Christmas holidays, they’d decided, would be the perfect time for both of them to lose their virginity. They’d have seven weeks together—or as together as they could be. Seven weeks! It would be like a honeymoon—only before marriage, not after it.
But when the day had come, when she’d come bursting into his room, flung her arms around his neck and kissed him, he’d wiped her kiss off his lips, told her never to do it again, and broken her heart.
Lost his own at the same time, Sam suspected, for he’d felt nothing for the pain he’d caused his mother over those particular holidays or for the girls he’d kissed and left without a second thought, or for the trail of chaos he’d blazed through the Bay until Meg’s father had stepped in, offering to pay his tuition at a private school in Sydney for his final year at school—finding his mother a job down there so they could be together.
Now, when it was too late to say thank you because Meg’s father was dead, he understood Dr Anstey had done what he had out of kindness, but back then, poisoned by words Ben Richards probably didn’t remember saying, it had served to prove to Sam that Ben’s jibe was true.
He had to explain…
He caught up with her as, breathless from her rush up the steep path, she rested a moment, leaning against the big eucalypt at the top of the track.

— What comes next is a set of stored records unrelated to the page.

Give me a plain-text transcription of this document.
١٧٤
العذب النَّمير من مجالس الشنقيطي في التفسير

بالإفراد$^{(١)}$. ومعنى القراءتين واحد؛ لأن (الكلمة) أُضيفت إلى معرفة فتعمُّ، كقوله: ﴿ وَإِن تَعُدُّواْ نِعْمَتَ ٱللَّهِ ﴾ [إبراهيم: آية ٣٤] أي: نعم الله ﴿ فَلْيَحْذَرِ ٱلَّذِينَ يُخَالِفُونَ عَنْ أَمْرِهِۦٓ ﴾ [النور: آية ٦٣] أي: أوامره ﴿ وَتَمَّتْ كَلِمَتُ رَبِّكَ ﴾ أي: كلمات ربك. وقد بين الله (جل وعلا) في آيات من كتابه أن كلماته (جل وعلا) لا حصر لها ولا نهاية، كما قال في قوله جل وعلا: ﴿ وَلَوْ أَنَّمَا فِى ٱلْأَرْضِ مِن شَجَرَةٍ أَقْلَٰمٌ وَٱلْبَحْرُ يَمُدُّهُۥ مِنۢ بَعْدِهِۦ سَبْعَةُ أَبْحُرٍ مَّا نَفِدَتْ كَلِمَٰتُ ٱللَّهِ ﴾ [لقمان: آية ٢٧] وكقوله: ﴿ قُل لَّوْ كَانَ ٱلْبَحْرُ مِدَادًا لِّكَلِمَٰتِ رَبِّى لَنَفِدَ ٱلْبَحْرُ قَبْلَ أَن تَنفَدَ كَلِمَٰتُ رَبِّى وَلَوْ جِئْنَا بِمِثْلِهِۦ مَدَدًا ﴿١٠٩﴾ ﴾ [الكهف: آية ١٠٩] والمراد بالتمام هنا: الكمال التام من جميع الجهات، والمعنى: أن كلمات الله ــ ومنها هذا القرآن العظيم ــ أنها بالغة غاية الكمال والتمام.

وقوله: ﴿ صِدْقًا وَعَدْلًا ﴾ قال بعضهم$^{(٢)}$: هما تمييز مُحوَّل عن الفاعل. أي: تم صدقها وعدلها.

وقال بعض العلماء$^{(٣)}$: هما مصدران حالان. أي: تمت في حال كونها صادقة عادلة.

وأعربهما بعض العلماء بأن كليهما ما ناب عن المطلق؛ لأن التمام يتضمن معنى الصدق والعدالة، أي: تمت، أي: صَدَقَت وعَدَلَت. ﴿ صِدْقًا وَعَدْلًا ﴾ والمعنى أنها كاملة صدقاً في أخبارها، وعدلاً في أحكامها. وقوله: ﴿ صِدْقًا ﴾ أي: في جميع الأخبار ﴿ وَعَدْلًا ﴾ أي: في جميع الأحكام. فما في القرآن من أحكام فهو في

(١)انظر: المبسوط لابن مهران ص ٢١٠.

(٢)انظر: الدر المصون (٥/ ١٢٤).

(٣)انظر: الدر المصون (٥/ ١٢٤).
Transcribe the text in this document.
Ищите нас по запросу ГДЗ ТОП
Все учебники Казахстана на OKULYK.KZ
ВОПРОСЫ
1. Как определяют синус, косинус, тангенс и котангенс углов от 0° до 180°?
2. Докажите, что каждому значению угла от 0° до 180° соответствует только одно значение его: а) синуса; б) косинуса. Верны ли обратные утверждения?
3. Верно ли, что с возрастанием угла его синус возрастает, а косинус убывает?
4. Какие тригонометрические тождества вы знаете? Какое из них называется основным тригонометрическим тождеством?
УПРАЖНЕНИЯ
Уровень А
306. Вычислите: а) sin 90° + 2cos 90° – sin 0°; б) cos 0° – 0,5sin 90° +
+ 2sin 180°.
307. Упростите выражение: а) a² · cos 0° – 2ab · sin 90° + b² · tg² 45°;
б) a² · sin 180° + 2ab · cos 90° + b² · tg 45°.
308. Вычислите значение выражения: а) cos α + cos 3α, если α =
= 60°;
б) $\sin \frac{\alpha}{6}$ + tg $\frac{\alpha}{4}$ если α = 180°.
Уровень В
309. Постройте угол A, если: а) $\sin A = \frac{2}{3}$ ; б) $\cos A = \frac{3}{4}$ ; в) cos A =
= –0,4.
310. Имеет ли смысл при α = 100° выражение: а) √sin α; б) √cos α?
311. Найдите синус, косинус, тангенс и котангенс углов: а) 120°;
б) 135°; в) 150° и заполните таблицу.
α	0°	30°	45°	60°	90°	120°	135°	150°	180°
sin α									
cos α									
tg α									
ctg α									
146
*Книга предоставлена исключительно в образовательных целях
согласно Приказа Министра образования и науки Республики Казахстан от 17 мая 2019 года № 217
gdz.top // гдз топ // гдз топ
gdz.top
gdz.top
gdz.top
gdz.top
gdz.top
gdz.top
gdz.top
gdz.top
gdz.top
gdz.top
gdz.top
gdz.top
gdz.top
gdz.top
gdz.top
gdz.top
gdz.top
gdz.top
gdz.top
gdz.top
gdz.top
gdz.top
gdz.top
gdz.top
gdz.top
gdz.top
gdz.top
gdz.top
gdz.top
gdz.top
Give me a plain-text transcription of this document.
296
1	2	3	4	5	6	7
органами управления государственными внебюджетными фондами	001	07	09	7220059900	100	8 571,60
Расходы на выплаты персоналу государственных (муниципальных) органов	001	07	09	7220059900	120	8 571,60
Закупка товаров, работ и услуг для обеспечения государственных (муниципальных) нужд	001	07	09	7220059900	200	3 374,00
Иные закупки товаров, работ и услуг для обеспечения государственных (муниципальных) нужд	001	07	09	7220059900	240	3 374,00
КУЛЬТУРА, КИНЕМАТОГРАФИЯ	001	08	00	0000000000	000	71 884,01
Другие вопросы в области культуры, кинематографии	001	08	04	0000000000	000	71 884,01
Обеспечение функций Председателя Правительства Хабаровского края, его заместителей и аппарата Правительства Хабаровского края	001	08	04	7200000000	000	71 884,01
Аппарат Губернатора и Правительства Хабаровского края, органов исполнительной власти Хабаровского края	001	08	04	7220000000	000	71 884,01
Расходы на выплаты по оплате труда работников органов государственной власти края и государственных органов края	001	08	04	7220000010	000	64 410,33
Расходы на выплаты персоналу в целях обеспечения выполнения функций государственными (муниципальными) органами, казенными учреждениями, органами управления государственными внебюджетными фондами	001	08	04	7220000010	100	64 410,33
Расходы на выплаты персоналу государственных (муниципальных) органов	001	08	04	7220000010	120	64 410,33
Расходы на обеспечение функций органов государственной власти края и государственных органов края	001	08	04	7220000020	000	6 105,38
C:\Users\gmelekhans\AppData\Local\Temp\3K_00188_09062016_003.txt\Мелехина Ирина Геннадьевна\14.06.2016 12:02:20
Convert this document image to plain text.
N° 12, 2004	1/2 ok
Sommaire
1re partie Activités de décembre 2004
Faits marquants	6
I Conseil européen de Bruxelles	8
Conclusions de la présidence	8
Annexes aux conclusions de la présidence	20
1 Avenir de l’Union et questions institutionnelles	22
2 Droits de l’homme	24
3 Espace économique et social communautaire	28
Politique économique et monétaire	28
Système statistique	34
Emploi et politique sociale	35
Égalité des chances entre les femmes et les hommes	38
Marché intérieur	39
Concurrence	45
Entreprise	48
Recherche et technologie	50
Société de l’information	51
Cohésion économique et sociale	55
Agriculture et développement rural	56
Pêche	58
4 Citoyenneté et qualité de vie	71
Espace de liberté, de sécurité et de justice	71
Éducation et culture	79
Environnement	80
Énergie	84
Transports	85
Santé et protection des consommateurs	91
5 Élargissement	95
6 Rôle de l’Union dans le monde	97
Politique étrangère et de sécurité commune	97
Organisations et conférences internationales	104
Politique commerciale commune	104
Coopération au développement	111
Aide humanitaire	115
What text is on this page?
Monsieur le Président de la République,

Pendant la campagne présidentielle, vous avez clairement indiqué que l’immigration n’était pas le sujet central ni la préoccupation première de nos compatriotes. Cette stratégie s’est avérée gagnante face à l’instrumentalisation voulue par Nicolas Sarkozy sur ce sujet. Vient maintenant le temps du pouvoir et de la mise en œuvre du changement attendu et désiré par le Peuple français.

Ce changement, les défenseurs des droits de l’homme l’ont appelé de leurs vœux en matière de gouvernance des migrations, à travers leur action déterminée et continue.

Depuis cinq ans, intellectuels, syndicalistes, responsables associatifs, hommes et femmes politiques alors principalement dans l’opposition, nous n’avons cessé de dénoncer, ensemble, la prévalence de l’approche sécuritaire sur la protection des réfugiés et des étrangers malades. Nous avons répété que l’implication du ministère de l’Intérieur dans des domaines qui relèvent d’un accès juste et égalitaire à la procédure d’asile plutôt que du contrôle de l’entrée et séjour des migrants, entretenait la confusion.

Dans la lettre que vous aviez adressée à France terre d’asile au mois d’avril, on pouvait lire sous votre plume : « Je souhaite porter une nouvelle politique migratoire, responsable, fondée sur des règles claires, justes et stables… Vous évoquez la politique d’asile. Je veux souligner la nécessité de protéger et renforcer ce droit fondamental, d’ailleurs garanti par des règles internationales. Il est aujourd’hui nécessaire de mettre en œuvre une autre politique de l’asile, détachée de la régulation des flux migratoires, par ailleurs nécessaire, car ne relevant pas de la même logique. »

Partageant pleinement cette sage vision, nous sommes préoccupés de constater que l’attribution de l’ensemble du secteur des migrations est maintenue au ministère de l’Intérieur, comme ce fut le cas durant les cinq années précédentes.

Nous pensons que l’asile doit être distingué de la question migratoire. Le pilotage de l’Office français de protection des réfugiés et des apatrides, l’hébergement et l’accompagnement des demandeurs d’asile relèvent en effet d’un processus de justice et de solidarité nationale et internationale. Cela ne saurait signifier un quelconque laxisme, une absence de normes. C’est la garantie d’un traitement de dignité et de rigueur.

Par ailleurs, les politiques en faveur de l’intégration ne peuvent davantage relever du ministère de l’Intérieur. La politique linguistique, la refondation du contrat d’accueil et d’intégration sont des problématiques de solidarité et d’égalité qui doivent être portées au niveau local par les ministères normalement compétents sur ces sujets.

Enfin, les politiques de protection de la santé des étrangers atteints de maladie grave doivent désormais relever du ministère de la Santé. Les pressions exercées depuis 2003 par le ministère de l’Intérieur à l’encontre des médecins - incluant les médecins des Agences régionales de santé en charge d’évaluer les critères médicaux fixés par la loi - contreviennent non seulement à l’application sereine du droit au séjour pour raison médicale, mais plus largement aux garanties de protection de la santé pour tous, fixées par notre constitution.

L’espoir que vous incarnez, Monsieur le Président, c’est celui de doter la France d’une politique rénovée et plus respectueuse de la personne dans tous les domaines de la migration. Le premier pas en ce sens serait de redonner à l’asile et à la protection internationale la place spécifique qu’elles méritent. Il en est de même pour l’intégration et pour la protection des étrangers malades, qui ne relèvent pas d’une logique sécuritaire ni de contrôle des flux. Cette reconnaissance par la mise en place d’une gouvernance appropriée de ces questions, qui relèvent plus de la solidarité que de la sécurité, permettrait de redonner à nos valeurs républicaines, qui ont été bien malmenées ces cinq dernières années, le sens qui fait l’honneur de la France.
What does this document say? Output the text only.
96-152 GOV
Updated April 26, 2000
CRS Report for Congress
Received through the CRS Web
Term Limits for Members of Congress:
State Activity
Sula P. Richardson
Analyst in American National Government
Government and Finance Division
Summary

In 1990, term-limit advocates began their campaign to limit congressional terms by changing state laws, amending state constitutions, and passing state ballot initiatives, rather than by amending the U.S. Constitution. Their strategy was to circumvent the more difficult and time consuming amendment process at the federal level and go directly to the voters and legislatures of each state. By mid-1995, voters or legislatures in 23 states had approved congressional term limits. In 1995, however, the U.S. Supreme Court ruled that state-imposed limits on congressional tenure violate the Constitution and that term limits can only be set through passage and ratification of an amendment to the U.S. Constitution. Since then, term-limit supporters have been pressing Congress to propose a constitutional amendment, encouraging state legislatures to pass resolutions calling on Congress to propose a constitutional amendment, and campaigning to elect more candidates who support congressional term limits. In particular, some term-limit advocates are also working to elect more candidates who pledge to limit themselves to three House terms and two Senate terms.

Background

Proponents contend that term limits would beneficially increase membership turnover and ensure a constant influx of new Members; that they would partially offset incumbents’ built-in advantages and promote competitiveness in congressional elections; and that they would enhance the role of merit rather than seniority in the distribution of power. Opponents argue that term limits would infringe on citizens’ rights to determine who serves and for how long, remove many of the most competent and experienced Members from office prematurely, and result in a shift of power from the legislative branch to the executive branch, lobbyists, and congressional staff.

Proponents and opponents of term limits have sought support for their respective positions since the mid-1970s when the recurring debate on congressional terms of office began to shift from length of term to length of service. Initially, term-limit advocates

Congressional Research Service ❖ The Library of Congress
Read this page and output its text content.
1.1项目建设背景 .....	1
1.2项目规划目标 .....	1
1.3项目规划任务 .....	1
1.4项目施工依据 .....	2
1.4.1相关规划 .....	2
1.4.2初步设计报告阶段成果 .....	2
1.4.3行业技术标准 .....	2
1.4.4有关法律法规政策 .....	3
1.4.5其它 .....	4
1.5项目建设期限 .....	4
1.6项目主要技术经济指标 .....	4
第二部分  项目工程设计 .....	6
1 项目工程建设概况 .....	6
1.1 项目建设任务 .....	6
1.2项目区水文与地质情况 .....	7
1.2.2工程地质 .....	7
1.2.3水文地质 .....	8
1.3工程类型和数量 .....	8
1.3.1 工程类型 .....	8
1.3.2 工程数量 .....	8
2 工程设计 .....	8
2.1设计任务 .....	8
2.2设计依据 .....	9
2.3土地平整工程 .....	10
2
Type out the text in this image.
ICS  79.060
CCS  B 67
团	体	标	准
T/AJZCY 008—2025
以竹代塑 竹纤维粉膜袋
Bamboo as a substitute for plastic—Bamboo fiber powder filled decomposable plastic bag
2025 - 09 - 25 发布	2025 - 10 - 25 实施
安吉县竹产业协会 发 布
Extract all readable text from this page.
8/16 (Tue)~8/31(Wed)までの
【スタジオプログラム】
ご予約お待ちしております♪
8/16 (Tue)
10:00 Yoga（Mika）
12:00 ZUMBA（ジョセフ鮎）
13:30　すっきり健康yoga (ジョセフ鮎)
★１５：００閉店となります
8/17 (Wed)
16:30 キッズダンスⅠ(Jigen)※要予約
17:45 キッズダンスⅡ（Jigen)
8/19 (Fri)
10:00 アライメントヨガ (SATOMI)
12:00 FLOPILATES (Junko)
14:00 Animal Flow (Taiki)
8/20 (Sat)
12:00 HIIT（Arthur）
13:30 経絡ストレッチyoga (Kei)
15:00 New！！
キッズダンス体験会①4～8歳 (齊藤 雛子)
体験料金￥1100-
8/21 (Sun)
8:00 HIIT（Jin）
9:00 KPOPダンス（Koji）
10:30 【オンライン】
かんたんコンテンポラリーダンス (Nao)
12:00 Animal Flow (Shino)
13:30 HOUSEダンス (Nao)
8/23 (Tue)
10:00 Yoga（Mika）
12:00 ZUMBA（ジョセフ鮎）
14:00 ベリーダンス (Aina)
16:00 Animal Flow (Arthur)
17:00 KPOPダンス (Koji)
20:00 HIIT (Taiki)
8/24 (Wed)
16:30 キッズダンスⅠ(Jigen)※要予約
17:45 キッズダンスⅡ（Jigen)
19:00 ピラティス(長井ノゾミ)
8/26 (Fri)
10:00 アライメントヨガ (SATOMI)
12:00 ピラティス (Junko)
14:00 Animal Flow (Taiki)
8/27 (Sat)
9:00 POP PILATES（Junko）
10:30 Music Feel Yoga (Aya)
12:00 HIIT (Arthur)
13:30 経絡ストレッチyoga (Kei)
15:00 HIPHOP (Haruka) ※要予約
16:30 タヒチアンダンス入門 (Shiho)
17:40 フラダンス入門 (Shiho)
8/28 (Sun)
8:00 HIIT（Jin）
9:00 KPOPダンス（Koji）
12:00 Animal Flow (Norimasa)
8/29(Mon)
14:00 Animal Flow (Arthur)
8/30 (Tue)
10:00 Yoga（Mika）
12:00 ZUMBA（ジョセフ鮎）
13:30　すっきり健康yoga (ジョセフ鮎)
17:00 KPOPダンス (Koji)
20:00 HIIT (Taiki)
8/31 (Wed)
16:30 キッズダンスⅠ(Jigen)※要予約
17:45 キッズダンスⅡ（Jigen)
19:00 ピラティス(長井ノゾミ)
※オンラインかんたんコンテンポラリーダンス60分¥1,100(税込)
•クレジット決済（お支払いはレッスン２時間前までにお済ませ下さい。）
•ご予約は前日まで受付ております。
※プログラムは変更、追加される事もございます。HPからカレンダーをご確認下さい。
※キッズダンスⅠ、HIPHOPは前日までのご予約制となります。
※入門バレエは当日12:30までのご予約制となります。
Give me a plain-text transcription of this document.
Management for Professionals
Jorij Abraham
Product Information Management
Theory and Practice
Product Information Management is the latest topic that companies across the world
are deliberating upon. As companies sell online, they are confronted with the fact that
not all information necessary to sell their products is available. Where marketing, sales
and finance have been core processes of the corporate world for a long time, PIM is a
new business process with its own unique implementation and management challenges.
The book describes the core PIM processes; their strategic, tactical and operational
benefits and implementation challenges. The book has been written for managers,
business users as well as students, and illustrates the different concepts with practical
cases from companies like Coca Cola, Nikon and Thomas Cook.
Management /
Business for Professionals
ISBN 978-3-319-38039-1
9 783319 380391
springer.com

‘Meg! I thought you were my sister!’
Were the words breathless because he’d run to catch her, or because of their ridiculous nature?
Meg spun to face him.
‘You thought I was your sister?’ An echo of utter disbelief. ‘How could I possibly have been your sister?’
The answer, though slow coming, was obvious. Her disbelief deepened but with it came uncertainty.
And then pain.
‘You thought my father—My father?’
And now the demon doubt arrived, cutting into her so deeply she had to bend to ease the pain. Was that why her mother had been so anxious to sell the holiday house after her father’s death?
It was all too much for Meg.
‘How could you think that? How could you?’ she yelled, swiping the stick she still carried towards Sam, catching him across the cheek, before turning and racing towards the cottage.
Sam wanted to follow—to explain he no longer thought it—but that wasn’t the point and he knew it. Meg had adored her father, and he her. They’d shared the same hair colouring, quick temper, utter loyalty and soft heart. The careless words—Sam’s urgent need to explain the past—had made things worse, not better.
Though wasn’t he always making things worse?
Wasn’t that his forte in relationships?
Wreaking havoc in the lives of the women he courted, leaving a trail of destruction in his path?
He muttered angrily to himself as he made his way home.
Home! That was a laugh! How could the Anstey house ever be his home—with Meg living in the cottage next door, a constant reminder of how things had once been?
He changed his mind and went back down the track to the beach. Maybe a run would make him feel better. And maybe the huge full moon, rising in orange-gold glory above the waters of the bay, was made of cheese!
He should have followed her—explained it better. He’d have to try again.
Have to hope she’d understand.
Now, why would he hope that? he wondered as he pounded along the beach.
Because one kiss had told him so. One kiss had proved that the fire he’d found lacking in every relationship he’d ever had since that momentous day was still there between himself and Meg.